Dolayısıyla şeriat kavramı, canlı ve dinamik bir kavramdır. Harekete geçen, tepki veren ve etkileşim kuran canlı bir varlıktır. Olduğu gibi alınıp devlet ve toplumun önüne konulan ve onlara, işte size tastamam ve nihai bir şeriat, ya kabul edin ya da inkarcı olursunuz denilen sağır bir kaya değil. Bu, yazar Seyyid Kutup ve gazeteci Ebu Ala el Mevdudi gibilerin görüşüdür, şeriatın anlamını bilen bilge fakihlerin ve hukukun hükümdarlarının değil.
Bu bilgili din adamlarından biri de, “Makasıd el İslam” kitabının yazarı büyük Tunuslu fakih ve müfessir Şeyh el Tahir bin Aşur’dur. Kitabının önsözünde şöyle der: “Felaketler ve talihsizlikler zamanında, eğer yollar karışırsa, fakihin ümmetin işlerini yönetirken izleyeceği en geniş yol, menfaat yoludur. Bu açık yolu ve beyaz yöntemi takip etmezse, İslam’ın genel ve ebedi bir din olmasını engellemiş demektir.”

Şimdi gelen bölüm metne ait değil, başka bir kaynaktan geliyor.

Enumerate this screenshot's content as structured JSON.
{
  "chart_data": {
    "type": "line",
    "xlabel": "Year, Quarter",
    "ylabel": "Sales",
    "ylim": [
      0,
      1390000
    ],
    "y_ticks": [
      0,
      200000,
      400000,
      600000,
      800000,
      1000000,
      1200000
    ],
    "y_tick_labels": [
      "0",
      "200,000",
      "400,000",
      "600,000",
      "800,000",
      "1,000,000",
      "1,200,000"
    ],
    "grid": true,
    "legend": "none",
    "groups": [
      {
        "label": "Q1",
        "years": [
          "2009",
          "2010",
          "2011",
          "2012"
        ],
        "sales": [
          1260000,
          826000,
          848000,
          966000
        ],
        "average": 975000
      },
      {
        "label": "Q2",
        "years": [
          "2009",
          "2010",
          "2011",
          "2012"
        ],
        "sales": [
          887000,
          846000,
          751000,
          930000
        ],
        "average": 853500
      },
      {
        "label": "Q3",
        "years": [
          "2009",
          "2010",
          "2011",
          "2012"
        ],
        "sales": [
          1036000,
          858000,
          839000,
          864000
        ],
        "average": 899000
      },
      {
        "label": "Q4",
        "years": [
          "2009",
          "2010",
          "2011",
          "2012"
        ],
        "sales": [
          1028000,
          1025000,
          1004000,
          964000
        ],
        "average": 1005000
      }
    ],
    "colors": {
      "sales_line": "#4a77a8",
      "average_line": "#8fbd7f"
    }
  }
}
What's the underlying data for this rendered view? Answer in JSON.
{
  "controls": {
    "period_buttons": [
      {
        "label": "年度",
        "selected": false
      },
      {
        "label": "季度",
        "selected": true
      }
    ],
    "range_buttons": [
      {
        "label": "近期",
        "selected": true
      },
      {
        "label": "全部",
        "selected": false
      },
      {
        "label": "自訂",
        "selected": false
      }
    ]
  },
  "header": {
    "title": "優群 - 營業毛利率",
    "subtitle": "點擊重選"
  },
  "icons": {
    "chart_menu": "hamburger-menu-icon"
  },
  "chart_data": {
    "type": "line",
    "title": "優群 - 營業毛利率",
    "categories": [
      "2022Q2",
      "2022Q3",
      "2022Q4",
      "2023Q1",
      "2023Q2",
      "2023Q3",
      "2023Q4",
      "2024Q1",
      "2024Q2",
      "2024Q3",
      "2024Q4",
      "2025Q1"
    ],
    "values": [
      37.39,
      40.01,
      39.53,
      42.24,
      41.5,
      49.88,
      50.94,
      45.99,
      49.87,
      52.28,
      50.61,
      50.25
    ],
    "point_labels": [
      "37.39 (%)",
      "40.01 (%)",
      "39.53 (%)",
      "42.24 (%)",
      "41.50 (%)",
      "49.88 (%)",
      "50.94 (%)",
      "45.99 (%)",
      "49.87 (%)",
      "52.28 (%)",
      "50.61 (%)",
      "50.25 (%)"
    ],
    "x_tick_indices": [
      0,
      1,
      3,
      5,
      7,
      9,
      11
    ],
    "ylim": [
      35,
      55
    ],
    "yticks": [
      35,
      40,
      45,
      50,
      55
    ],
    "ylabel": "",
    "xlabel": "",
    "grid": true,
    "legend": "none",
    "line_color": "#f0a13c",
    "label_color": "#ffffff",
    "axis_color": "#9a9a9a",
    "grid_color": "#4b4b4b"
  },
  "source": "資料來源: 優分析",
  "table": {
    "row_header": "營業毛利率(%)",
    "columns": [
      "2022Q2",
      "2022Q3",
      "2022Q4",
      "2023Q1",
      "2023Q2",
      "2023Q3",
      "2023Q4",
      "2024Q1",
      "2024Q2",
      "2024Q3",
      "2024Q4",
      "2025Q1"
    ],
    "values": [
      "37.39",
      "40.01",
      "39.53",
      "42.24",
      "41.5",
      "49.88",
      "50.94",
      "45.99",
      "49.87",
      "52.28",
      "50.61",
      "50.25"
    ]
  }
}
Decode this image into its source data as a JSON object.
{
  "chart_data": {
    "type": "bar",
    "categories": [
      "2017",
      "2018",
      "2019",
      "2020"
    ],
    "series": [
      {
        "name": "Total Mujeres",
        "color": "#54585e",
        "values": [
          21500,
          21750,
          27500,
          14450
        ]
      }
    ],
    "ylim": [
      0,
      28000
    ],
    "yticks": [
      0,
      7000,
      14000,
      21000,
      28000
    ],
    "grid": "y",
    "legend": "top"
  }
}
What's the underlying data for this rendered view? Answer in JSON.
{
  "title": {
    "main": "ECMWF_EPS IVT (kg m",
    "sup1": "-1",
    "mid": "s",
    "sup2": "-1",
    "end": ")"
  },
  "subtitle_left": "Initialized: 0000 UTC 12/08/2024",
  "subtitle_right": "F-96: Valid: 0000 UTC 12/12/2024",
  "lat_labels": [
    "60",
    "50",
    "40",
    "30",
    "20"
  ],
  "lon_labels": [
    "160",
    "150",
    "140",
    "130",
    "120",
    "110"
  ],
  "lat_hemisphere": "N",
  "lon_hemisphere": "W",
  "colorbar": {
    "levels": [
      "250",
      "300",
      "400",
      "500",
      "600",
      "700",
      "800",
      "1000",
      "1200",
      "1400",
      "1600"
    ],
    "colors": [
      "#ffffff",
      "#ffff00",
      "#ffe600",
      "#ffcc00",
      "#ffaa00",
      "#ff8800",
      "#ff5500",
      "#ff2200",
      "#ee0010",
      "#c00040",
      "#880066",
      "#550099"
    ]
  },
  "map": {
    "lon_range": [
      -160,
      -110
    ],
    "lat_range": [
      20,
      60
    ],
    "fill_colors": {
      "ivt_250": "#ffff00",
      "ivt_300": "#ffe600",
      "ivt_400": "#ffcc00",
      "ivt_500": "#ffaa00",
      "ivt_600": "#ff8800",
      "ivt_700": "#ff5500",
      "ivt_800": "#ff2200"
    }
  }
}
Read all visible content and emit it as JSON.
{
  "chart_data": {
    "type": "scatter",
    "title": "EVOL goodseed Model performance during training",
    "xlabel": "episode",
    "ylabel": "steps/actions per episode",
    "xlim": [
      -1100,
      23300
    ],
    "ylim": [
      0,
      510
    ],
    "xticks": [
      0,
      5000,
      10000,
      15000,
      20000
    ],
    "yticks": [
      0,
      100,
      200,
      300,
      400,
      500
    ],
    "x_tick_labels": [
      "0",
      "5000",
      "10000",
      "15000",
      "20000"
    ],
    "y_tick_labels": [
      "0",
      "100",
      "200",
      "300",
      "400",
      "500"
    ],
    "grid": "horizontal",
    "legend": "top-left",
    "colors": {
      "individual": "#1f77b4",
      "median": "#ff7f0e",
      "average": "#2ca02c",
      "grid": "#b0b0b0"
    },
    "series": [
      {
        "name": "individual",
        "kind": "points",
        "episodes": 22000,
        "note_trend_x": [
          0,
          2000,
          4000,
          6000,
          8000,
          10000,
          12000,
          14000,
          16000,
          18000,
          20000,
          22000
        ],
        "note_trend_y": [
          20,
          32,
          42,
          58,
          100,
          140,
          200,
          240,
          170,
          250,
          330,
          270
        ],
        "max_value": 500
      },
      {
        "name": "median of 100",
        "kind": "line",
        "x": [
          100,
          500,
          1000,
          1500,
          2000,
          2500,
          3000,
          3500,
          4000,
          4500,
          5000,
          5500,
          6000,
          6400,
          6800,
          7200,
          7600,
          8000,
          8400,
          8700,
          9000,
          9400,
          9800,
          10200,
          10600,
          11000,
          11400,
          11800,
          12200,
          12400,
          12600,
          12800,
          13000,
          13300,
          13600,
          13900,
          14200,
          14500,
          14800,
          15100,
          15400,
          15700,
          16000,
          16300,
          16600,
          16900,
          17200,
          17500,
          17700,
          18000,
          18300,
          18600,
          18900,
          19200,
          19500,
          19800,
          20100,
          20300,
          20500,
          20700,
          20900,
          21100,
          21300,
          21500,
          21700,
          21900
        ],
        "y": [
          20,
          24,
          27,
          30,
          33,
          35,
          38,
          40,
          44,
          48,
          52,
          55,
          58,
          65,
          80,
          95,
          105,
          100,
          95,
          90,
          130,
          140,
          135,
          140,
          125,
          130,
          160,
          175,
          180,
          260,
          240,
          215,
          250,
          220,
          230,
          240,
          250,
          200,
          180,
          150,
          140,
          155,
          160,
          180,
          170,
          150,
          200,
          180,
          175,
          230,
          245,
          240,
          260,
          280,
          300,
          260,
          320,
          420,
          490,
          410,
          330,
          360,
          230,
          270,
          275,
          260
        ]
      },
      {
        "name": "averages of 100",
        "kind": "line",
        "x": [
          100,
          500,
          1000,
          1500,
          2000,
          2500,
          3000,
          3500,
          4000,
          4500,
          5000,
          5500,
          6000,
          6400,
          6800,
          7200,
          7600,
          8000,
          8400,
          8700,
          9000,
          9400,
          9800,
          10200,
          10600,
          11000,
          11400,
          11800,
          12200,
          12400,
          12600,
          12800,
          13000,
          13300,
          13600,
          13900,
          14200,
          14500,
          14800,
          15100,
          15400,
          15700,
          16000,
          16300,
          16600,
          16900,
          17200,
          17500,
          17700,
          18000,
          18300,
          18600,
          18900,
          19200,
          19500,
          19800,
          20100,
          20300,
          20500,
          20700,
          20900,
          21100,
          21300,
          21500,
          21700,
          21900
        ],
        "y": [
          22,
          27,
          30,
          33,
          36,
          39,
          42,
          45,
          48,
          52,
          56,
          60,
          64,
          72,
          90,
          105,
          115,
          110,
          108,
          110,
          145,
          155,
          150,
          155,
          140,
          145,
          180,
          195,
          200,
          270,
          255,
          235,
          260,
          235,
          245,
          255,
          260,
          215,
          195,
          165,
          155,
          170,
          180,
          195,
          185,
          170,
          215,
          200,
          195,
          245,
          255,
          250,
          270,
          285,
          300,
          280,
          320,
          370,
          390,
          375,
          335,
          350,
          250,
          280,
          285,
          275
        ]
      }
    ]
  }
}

Bunu, Mevdudi’nin şu görüşüyle karşılaştırın; “Müslümanlar diğer dünya milletleri gibi bir millet değildir. Mesele, İslam'ın toplumsal dünya sisteminin tamamını yıkmak ve kendi fikrine göre yeniden inşa etmek isteyen devrimci bir fikir ve devrimci bir metot olmasıdır.” Bir yanda bilge ve basiretli bir alimin sözleri, diğer yanda sert, gergin, düşüncesiz ve bulanık gören birinin sözleri. Evet, Mevdudi’nin Hint Müslümanlarının durumu nedeniyle bunları söylemek için özel nedenleri olabilir, ama bu sorunlu düşüncelerine bağlı kalmamızı haklı göstermez. Her halükarda, şeriat kavramı Seyyid Kutub, Mevdudi ve onları kaynak kabul edenlerden çok daha geniştir. Kaynak demişken, Arapçada şeriat kelimesinin kökeni Lisanul Arap sözlüğüne göre ‘su kaynağı’dır.
Son olarak, büyük alim Şehristanî, Milel ve Nihal adlı kitabında şu açıklayıcı soruyu sorar: “Kendisi sonsuz olmayan bir varlık sonsuzu nasıl kat edebilir?”